Does this sound like you — able to control your portions sometimes but losing control and uncontrollably eating large amounts of food at other times? This is called "binge eating," and lots of people do it.
A binge is when you eat a lot of food in a short time, and it's usually not healthy food. Binge eating is bad for you, especially if you have diabetes.
Many people eat when they are feeling upset, angry, stressed, sad, lonely or fearful. Emotions such as these can be powerful triggers to eat.
If you're an emotional eater, you can learn healthier ways to react to your emotions. Emotions usually don't last long — become mindful of yourself not eating for a short time, until the emotion passes. Try going for a brisk walk around the block or doing some yoga instead.
For many people, dinner is only the start of their nighttime eating. There's nothing wrong with a healthy snack such as fruit, plain popcorn or whole-wheat toast with a little peanut butter a couple of hours after dinner. However, nighttime eating is a problem when you eat large amounts of food or foods high in saturated fat, sodium and calories such as cookies, chips, full-fat ice cream, sandwiches or leftovers.
If nighttime eating is a problem for you, try to eat most of your calories during daylight hours. Reach for a light, healthy snack in the evening.
|1 piece whole-wheat toast with peanut butter
|1 piece fresh fruit
|2 cups of plain popcorn
|Cheese and crackers
|½ cup fat-free or 1% cottage cheese with apple slices
|½ to 1 cup of raw or cooked vegetables
|½ to 1 cup low-fat yogurt (flavored or plain)
To help control binge, emotional and nighttime eating:
- Get into the habit of eating three healthy meals a day — breakfast, lunch and dinner — so you never get too hungry.

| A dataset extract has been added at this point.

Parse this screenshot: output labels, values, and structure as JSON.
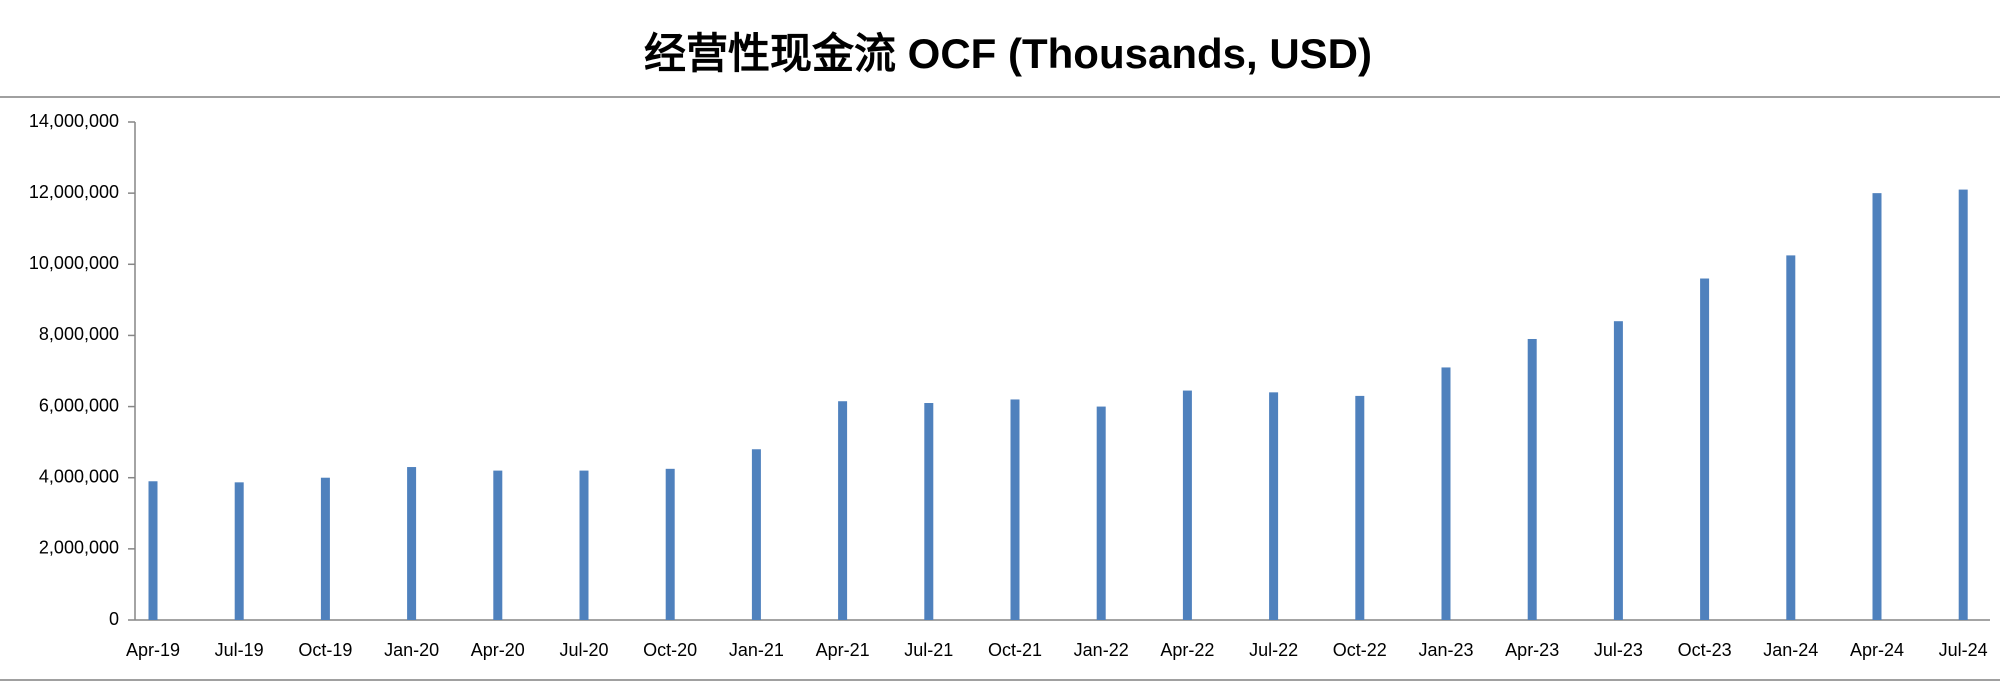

- Don't keep binge foods at home. If you're a binge eater, you know which foods you usually reach for. Common binge foods are cookies, candy, ice cream or chips.
- Make a list of other things you'll do instead of overeating. Here are some suggestions:
- Take a walk or enjoy another physical activity.
- Talk to a friend who can help you get your feelings under control.
- Do something you enjoy, such as reading, playing or listening to music, playing with pets or children, doing arts and crafts or taking a relaxing bath.
- Do some physical work, such as gardening or housecleaning.
If these behaviors become regular or you feel stuck, talk with your health care professional about what you can do.